The first project targets groups of likely supporters with particular concerns and particular interest groups. Gay, lesbian and transgender. African-Americans. Hispanics. Single mums.

"Greater Together" is aimed at college students, first time voters. There's even a "Chefs for Obama".

The video department cranks out films designed to appeal to these groups. Most people will never see them. They don't go on TV, but are sent straight to supporters or put on YouTube.

The Field Department is about geographical targets. It's divided into five regions: West, Midwest, North East, South and the Great Lakes. Republican strategist Chris Robling says he knows exactly what this is about.

"They're focusing on the 13 swing states," Mr Robling says. "They are focused primarily on registration and being able to get their supporters to the polls."


He says while the Romney campaign can't yet match Mr Obama's money or staff numbers or possibly ever match the big Chicago HQ, the campaign will catch up.

"I think we are going to see a very close election and it will quickly ramp up. You are going to see thousands and thousands of volunteers and millions of dollars coming into the Romney campaign."

But for now Mr Obama has the edge. Looking around his headquarters it is striking that you hardly see a phone, landline or mobile.

But even when the workers get up to stretch their legs they take their laptop with them. This is very much a digital campaign.

It is obvious that any political strategy these days is going to use social media, so much so that there is no need to belabour it. But there is something about the apparent intimacy of personally addressed e-mails, Facebook and Twitter that suits the aims of this particular campaign.

"It is back to the future," Marilyn Katz says. "Grass roots, not broadcast media. Everything from knocking on doors to Twitter to Facebook. You have millions of young voters who don't get their news from TV but from social media and friends online and you have to penetrate each one of those venues."
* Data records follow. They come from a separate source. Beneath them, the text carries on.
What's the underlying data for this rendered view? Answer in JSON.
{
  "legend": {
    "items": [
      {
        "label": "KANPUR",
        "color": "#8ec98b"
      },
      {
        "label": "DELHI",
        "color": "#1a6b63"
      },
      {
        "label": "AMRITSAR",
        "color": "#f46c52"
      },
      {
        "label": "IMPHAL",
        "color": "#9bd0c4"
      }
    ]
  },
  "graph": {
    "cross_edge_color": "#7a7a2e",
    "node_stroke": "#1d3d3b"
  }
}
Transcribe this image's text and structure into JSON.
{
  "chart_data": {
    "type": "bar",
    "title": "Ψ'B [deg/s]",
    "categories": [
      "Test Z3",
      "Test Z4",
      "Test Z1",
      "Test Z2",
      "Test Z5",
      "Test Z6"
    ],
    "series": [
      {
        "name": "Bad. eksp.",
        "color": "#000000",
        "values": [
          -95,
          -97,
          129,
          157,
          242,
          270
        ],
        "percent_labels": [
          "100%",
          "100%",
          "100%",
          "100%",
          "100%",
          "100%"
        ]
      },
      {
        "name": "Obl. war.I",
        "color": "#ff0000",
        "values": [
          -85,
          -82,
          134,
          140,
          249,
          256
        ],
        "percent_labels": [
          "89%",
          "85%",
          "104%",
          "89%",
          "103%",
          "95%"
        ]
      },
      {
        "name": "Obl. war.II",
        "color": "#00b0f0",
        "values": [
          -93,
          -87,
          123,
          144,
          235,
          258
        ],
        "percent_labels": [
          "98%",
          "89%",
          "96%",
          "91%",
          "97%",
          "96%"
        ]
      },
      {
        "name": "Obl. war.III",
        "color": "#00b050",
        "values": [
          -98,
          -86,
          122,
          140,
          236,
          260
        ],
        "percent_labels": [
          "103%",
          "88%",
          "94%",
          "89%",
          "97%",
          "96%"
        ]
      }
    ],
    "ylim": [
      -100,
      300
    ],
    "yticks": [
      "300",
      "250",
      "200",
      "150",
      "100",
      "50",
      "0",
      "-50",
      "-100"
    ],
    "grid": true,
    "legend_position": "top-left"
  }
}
"In the same way, older voters may hear something on TV but are much more likely to vote depending on what their neighbours are doing," Ms Katz adds. "It's those intimate type of conversations, friendship networks, whether on the ground or on the web that get you out of your house into the voting booth."

You often hear about the power of the incumbent and this room is one manifestation of it. Unlike Mr Romney, the Republicans' heir presumptive, Mr Obama hasn't had to concentrate on winning a messy internal fight.

From the Chicago HQ tendrils flow down to every single state. By contrast, Mr Romney has closed offices in individual states after the primary contests, and has only a handful of people on the ground.

Organisation isn't everything in politics. But it can be the difference between winning and losing. Mr Obama's team believe that if they can't have the natural wild magic of 2008, some clever stage craft and behind the scenes mechanics will still synthetically reproduce that winning wizardry in 2012.